I did this exercise earlier today but decided after posting that I wasn’t happy with it, as the subjects chosen were too obvious. So I’ve redone it. The original post is still there, in the interests of honesty!
Find four examples of horizontal and four examples of vertical lines. The line should be prominent and ideally be the first thing the viewer would see. Make note of the different ways in which horizontal and vertical lines appear to the eye and the camera.
Canon EOS 650D with EF 18-200mm f/3.5 lens; Leica X1 24mm.
In redoing this exercise I made more of an effort to find horizontal lines that weren’t too literal. I looked for images where the horizontal line was clearly identifiable, but was at least in part brought out by the composition that I chose. Once my eyes were opened to this concept, I did manage to find four examples where the horizontal line is visible.
Now onto the verticals:
Second time around I was looking out for examples where the vertical aspect of the image was clearly evident, without it being simply a photo of a vertical line. I am happier with this second attempt, as these are all photos of something (rather than abstract lines) but the vertical element is clearly identifiable.
What I’ve learned:
The learnings are broadly the same as my first go at this exercise, so I will repeat them here.

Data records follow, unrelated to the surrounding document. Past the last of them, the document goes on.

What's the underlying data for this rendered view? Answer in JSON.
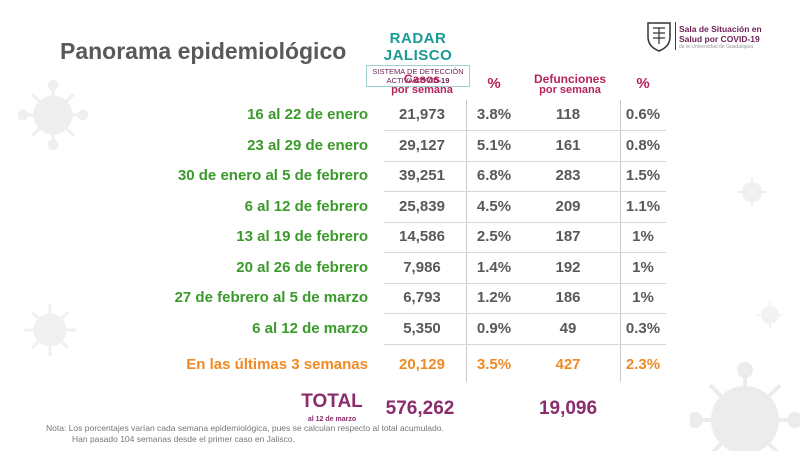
{
  "title": "Panorama epidemiológico",
  "radar": {
    "name": "RADAR JALISCO",
    "line1": "SISTEMA DE DETECCIÓN",
    "line2_a": "ACTIVA ",
    "line2_b": "COVID-19"
  },
  "logo": {
    "line1": "Sala de Situación en",
    "line2": "Salud por COVID-19",
    "sub": "de la Universidad de Guadalajara"
  },
  "headers": {
    "casos_1": "Casos",
    "casos_2": "por semana",
    "pct1": "%",
    "def_1": "Defunciones",
    "def_2": "por semana",
    "pct2": "%"
  },
  "rows": [
    {
      "label": "16 al 22 de enero",
      "casos": "21,973",
      "pct_casos": "3.8%",
      "defunciones": "118",
      "pct_def": "0.6%"
    },
    {
      "label": "23 al 29 de enero",
      "casos": "29,127",
      "pct_casos": "5.1%",
      "defunciones": "161",
      "pct_def": "0.8%"
    },
    {
      "label": "30 de enero al 5 de febrero",
      "casos": "39,251",
      "pct_casos": "6.8%",
      "defunciones": "283",
      "pct_def": "1.5%"
    },
    {
      "label": "6 al 12 de febrero",
      "casos": "25,839",
      "pct_casos": "4.5%",
      "defunciones": "209",
      "pct_def": "1.1%"
    },
    {
      "label": "13 al 19 de febrero",
      "casos": "14,586",
      "pct_casos": "2.5%",
      "defunciones": "187",
      "pct_def": "1%"
    },
    {
      "label": "20 al 26 de febrero",
      "casos": "7,986",
      "pct_casos": "1.4%",
      "defunciones": "192",
      "pct_def": "1%"
    },
    {
      "label": "27 de febrero al 5 de marzo",
      "casos": "6,793",
      "pct_casos": "1.2%",
      "defunciones": "186",
      "pct_def": "1%"
    },
    {
      "label": "6 al 12 de marzo",
      "casos": "5,350",
      "pct_casos": "0.9%",
      "defunciones": "49",
      "pct_def": "0.3%"
    }
  ],
  "summary": {
    "label": "En las últimas 3 semanas",
    "casos": "20,129",
    "pct_casos": "3.5%",
    "defunciones": "427",
    "pct_def": "2.3%"
  },
  "total": {
    "label": "TOTAL",
    "sub": "al 12 de marzo",
    "casos": "576,262",
    "defunciones": "19,096"
  },
  "note": {
    "line1": "Nota: Los porcentajes varían cada semana epidemiológica, pues se calculan respecto al total acumulado.",
    "line2": "Han pasado 104 semanas desde el primer caso en Jalisco."
  },
  "colors": {
    "green": "#3a9a2a",
    "magenta": "#b7235d",
    "orange": "#f08a24",
    "teal": "#1a9a94",
    "gray": "#58595b"
  }
}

I’ve learned that horizontal and vertical lines are everywhere, once you start seeking them out. They aren’t always easy to isolate and make the central element in an image, but when they are, the resultant images can have an appealing simplicity and solidity.
Horizontal line images seem ‘heavier’, more grounded, especially when the line is in the lower portion of the image. They exhibit a stillness that can be quite calming.

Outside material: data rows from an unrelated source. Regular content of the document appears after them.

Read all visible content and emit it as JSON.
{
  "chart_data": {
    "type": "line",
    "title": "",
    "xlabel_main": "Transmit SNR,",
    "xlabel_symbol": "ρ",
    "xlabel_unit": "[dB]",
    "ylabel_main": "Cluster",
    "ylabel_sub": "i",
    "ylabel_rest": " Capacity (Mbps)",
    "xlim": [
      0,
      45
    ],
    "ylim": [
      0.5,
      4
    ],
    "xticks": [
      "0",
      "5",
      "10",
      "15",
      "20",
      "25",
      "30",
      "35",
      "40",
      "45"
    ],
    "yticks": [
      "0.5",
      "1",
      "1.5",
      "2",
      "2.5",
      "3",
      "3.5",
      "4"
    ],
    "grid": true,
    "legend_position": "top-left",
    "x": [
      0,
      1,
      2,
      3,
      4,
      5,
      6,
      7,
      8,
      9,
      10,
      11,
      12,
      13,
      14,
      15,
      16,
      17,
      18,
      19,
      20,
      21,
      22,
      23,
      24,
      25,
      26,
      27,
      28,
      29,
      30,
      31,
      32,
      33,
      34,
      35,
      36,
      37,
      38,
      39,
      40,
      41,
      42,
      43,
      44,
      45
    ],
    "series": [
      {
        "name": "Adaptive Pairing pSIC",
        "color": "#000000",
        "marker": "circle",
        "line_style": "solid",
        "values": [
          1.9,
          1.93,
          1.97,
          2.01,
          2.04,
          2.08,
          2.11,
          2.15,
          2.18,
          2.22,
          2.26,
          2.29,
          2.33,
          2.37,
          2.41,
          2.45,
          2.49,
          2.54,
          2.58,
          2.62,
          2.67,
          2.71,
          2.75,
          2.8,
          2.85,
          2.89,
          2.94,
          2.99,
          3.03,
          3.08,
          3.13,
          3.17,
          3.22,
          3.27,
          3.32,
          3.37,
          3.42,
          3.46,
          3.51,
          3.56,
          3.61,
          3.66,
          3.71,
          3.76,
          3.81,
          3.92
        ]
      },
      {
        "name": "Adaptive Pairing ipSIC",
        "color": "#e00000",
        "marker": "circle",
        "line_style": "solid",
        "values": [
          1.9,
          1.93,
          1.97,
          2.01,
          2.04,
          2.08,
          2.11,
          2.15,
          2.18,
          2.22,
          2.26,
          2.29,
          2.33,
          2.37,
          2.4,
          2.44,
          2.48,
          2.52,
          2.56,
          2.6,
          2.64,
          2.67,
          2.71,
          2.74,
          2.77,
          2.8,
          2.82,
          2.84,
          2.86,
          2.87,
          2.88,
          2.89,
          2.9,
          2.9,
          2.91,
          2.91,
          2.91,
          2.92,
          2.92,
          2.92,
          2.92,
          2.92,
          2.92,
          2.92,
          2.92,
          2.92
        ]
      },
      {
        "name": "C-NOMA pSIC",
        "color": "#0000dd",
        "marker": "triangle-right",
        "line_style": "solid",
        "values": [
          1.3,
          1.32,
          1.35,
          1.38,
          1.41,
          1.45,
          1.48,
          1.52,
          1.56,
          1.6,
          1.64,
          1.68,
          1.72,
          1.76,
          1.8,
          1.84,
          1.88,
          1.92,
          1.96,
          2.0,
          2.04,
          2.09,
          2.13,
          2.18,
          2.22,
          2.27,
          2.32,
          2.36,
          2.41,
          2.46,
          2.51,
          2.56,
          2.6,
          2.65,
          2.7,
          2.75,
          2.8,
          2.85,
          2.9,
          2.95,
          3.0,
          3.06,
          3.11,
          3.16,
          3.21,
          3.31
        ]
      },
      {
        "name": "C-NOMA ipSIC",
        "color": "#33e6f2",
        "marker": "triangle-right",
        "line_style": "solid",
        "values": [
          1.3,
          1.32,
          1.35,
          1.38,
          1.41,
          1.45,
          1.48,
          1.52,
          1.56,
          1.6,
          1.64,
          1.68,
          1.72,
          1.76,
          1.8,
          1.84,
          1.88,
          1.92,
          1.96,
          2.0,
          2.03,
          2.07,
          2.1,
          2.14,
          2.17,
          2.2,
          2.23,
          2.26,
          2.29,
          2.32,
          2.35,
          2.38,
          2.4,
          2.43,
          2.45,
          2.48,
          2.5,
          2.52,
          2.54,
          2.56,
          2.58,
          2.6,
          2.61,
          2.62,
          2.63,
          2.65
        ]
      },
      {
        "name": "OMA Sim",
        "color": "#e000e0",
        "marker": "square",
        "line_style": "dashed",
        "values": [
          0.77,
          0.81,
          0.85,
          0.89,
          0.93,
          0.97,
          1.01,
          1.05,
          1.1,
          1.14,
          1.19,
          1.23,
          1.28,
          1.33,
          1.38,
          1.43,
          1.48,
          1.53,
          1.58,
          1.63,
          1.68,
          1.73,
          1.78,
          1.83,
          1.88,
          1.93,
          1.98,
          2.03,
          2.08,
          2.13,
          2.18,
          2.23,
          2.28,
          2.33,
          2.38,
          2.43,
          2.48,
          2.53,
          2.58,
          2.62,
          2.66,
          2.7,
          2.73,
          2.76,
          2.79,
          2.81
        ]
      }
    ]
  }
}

Vertical line images also have this static quality to them, but not in exactly the same way. The vertical lines that literally come up out of the ground (the tree, the tower) have an implied solidity to them. I found the vertical images to divide the frame more, as maybe I naturally read images from left to right; the line stops the natural flow of the eye from left to right and marks a transition point in the image.